Elon Musk says AI training models have exhausted human-generated data and need to move to synthetic data.
“All the data and knowledge created by humans has been exploited in the process of training AI. This has been happening since last year,” billionaire Elon Musk said in an interview published on January 9.
He believes the only way to avoid a shortage of source data to use to train new models is to switch to synthetic data generated by AI itself. “It’s like writing an essay or thesis, then grading and evaluating yourself, and building new knowledge,” he says.
Leading tech companies like Meta, Microsoft, Google, and OpenAI have all used synthetic data to refine their models.

However, the American billionaire also warned that AI models are still capable of creating “hallucinations” – a term that refers to incorrect or meaningless outputs, leading to the risk of misleading information due to the AI’s self-synthesis. “Halucinations pose many challenges to the process of using synthetic data, because it is impossible to know whether what the AI gives is an illusion or the real answer to the problem,” he said.
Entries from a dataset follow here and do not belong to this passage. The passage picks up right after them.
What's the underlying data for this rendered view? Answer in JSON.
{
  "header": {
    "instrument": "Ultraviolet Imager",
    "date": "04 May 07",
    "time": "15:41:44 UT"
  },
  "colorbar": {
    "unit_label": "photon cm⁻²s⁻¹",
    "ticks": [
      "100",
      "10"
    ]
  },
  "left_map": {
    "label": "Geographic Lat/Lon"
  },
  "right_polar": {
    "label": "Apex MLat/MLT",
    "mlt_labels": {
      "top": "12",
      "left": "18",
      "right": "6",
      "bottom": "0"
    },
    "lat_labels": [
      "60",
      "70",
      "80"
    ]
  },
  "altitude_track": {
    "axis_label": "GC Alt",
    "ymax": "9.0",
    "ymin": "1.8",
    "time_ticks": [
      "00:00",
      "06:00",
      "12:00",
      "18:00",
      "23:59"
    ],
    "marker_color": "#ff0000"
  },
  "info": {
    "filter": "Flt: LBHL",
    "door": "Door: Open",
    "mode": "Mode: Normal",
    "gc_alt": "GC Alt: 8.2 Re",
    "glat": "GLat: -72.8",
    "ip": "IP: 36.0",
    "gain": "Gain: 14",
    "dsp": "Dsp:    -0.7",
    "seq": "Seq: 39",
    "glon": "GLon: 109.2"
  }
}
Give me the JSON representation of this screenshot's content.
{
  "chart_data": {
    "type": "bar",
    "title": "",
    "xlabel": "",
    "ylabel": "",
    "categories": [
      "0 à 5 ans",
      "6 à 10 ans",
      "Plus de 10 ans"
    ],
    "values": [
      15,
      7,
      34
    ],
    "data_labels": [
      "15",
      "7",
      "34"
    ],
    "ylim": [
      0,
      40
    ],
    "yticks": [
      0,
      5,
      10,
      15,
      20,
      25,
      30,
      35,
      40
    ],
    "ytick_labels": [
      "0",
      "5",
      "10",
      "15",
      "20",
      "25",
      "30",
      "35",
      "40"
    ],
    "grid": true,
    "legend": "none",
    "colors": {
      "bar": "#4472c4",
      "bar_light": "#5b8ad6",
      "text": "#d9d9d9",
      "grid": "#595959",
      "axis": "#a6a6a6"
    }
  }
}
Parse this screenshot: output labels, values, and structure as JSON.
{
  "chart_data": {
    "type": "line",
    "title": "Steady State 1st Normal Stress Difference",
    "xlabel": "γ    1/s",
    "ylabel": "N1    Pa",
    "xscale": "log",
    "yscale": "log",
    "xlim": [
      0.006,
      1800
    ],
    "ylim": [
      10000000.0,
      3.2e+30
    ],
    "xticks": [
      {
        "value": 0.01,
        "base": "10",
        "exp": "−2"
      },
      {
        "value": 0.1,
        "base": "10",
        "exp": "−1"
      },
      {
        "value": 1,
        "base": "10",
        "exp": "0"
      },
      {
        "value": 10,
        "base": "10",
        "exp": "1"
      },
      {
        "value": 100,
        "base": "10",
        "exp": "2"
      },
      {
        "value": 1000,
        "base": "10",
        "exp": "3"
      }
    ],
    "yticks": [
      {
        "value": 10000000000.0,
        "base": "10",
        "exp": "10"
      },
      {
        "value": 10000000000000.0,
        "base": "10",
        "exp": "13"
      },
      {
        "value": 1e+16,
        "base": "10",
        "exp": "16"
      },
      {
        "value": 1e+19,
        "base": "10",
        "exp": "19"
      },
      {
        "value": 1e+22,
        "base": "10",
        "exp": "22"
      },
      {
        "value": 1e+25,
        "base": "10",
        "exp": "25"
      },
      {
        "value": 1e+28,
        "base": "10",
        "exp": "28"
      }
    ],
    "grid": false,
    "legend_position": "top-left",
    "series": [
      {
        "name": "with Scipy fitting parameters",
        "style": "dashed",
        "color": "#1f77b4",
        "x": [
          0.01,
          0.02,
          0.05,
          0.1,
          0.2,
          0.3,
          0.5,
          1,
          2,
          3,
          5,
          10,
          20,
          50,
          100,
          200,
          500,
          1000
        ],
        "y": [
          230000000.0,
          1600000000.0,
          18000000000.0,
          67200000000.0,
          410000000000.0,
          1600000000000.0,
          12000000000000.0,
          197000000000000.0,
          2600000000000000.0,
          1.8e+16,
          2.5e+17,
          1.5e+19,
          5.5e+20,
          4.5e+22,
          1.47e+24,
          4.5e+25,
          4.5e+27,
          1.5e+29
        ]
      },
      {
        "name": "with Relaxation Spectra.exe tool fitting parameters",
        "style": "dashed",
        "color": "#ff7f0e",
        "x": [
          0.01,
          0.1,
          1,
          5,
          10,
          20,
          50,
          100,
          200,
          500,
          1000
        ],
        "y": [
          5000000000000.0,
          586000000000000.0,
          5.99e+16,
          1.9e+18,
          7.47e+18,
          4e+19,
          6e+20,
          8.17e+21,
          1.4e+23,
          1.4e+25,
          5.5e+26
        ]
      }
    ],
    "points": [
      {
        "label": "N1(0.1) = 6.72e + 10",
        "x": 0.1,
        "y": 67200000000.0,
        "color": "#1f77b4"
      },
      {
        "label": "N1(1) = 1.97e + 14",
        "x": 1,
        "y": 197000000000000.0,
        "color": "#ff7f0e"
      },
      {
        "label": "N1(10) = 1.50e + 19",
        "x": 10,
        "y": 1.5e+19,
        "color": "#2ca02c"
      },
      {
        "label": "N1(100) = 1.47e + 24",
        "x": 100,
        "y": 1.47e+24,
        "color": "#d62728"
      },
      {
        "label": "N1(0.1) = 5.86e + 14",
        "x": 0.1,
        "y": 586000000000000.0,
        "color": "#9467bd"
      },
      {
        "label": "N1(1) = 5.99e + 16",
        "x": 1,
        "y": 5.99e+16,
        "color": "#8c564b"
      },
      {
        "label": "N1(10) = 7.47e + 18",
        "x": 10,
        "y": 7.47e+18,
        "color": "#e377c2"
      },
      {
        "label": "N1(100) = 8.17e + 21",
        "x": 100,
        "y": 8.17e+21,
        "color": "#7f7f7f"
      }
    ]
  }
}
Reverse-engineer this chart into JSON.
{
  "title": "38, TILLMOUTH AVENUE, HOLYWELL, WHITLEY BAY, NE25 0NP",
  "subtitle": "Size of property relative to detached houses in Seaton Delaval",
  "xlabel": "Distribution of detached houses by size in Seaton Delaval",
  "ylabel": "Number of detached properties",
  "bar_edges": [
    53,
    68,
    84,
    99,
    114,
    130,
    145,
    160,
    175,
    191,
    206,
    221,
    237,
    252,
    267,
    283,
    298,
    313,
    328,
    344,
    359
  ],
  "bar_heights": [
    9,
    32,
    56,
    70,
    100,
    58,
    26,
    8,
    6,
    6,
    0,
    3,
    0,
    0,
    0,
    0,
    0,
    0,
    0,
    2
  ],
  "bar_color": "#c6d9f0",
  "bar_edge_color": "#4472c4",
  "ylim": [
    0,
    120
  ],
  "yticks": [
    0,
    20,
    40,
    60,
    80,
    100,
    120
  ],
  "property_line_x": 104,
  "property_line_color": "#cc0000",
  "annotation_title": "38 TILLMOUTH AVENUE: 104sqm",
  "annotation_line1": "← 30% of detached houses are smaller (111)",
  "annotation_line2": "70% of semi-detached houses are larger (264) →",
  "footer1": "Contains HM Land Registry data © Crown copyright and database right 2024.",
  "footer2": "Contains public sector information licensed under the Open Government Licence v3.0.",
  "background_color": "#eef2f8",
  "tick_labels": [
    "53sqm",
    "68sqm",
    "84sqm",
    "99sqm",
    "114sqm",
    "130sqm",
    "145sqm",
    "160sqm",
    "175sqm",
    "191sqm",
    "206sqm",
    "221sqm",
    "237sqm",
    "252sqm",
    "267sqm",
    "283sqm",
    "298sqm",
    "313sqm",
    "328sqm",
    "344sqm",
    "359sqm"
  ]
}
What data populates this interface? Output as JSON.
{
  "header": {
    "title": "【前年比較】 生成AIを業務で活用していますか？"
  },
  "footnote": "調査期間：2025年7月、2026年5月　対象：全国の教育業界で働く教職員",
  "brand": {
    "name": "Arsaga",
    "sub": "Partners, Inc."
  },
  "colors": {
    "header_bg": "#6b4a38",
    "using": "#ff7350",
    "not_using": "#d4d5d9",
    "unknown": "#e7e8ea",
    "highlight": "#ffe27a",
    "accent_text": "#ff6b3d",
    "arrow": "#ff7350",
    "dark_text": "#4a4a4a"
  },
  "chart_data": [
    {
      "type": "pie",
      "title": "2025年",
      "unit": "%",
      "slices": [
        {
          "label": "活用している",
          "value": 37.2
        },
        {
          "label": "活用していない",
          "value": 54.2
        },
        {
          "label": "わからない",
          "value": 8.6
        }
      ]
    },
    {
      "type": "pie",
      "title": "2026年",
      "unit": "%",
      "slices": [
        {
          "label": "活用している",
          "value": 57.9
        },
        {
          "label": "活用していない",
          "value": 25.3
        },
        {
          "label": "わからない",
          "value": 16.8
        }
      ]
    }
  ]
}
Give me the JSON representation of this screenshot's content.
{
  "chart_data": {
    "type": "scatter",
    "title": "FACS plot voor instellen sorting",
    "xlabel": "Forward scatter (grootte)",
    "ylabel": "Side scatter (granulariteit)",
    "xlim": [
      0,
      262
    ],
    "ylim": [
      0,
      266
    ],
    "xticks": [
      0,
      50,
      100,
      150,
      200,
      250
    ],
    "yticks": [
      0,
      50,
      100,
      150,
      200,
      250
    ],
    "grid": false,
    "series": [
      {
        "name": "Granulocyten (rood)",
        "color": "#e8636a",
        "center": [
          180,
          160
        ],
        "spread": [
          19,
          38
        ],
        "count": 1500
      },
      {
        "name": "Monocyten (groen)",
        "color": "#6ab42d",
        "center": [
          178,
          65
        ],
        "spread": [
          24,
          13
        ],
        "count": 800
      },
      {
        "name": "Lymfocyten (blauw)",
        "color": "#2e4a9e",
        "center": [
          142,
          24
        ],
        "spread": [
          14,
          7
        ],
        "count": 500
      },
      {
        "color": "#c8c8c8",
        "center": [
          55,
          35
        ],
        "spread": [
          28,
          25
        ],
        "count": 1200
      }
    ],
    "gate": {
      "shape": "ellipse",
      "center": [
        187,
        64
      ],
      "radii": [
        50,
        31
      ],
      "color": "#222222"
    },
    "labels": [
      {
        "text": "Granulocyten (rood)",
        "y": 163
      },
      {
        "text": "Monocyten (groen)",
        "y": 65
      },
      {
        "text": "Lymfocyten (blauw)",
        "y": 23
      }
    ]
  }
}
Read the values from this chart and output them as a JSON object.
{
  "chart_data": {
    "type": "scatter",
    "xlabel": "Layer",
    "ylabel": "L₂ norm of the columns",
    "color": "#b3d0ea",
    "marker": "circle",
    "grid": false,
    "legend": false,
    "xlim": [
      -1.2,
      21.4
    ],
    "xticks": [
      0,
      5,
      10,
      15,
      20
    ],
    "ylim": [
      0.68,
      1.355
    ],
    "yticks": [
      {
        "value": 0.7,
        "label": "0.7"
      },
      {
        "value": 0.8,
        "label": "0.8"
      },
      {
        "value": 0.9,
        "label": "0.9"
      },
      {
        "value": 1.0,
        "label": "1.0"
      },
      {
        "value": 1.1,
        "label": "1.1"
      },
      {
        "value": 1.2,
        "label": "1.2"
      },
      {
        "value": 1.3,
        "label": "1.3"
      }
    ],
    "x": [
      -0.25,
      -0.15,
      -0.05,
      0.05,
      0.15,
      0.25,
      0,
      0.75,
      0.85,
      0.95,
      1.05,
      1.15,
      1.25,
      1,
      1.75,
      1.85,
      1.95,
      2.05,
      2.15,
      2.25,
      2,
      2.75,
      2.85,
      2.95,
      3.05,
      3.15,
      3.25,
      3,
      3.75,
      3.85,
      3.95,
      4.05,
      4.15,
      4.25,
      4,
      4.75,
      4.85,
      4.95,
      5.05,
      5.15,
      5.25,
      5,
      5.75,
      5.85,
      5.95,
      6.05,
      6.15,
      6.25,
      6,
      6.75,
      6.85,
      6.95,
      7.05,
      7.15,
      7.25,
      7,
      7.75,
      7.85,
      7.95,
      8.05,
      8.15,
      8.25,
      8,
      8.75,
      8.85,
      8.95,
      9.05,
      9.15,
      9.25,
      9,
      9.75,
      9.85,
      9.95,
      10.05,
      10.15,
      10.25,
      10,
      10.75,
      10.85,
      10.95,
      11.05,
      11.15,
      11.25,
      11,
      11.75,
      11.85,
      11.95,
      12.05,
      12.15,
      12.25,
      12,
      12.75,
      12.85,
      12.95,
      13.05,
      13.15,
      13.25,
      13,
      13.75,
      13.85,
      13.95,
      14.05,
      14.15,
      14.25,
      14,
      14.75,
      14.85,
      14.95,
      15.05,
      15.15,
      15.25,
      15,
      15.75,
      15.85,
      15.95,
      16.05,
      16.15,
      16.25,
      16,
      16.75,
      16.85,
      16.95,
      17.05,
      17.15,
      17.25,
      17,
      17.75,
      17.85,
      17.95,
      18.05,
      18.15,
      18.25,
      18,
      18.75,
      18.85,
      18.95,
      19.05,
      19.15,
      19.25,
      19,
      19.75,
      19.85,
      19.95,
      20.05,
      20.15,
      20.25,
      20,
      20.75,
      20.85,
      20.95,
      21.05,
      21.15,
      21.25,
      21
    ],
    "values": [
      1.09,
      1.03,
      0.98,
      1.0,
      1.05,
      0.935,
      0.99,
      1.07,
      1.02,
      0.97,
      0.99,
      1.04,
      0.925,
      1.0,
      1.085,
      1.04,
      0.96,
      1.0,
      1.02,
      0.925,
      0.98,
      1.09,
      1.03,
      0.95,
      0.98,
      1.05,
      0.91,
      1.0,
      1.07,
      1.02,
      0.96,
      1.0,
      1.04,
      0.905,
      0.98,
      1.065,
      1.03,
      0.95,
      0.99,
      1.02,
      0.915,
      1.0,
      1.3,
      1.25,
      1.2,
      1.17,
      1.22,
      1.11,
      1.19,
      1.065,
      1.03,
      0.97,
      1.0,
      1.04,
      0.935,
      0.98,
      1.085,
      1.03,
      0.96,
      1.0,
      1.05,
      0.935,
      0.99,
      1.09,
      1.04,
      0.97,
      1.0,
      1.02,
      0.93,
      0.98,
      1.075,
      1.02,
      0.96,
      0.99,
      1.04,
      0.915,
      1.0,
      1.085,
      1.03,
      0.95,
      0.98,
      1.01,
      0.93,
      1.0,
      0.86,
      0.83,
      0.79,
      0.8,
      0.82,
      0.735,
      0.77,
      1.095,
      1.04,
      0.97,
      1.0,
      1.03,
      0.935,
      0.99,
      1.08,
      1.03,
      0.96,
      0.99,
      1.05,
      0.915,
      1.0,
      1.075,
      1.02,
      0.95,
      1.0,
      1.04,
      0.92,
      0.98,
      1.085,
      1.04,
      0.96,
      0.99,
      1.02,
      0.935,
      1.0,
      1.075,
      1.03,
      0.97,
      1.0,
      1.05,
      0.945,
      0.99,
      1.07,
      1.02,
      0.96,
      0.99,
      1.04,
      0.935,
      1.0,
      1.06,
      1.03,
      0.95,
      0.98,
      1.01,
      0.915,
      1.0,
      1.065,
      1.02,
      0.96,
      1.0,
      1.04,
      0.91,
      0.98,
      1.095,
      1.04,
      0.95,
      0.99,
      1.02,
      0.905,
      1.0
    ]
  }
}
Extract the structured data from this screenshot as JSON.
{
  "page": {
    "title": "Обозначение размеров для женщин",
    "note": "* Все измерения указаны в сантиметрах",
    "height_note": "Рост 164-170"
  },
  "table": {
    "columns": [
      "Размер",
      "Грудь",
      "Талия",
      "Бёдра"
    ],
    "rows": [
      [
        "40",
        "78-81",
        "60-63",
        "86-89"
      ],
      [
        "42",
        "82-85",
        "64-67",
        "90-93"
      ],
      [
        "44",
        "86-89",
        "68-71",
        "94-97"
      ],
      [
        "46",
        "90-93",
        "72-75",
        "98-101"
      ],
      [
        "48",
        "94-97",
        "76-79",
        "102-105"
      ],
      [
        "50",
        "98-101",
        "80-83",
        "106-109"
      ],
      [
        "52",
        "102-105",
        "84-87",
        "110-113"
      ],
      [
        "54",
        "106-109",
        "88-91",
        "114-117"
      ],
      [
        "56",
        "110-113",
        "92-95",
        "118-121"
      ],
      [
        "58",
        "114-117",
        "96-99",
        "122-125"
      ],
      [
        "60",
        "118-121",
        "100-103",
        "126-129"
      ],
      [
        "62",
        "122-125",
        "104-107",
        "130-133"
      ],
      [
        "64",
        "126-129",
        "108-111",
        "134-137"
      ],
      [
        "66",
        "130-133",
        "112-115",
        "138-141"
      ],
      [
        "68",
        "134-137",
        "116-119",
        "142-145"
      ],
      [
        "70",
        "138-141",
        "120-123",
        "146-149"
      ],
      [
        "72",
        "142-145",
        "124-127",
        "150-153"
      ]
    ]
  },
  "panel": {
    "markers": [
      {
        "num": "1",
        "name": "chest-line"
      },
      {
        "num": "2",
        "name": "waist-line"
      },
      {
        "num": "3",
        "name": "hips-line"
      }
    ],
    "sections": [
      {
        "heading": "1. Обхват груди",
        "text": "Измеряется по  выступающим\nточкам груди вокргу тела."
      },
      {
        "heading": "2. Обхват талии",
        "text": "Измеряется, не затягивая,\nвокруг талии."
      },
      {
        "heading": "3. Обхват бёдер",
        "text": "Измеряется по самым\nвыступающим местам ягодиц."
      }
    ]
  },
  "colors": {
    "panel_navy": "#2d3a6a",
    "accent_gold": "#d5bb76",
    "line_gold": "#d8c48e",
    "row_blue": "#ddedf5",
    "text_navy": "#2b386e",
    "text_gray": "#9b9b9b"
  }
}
Andrew Duncan, director of AI at the Alan Turing Institute in the UK, said Musk’s comments were similar to a recent academic paper that estimated that public data for AI models could run out by 2026. He said relying too much on synthetic data could risk “model collapse”, meaning the quality of AI output would decline, bias would increase, and creativity would be lost.
High-quality data, as well as control over it, has become one of the most tense legal fronts in the AI craze.
OpenAI also admitted last year that it couldn’t create tools like ChatGPT without access to copyrighted data, while the creative industry and publishers are demanding payment for their material being mined in AI training.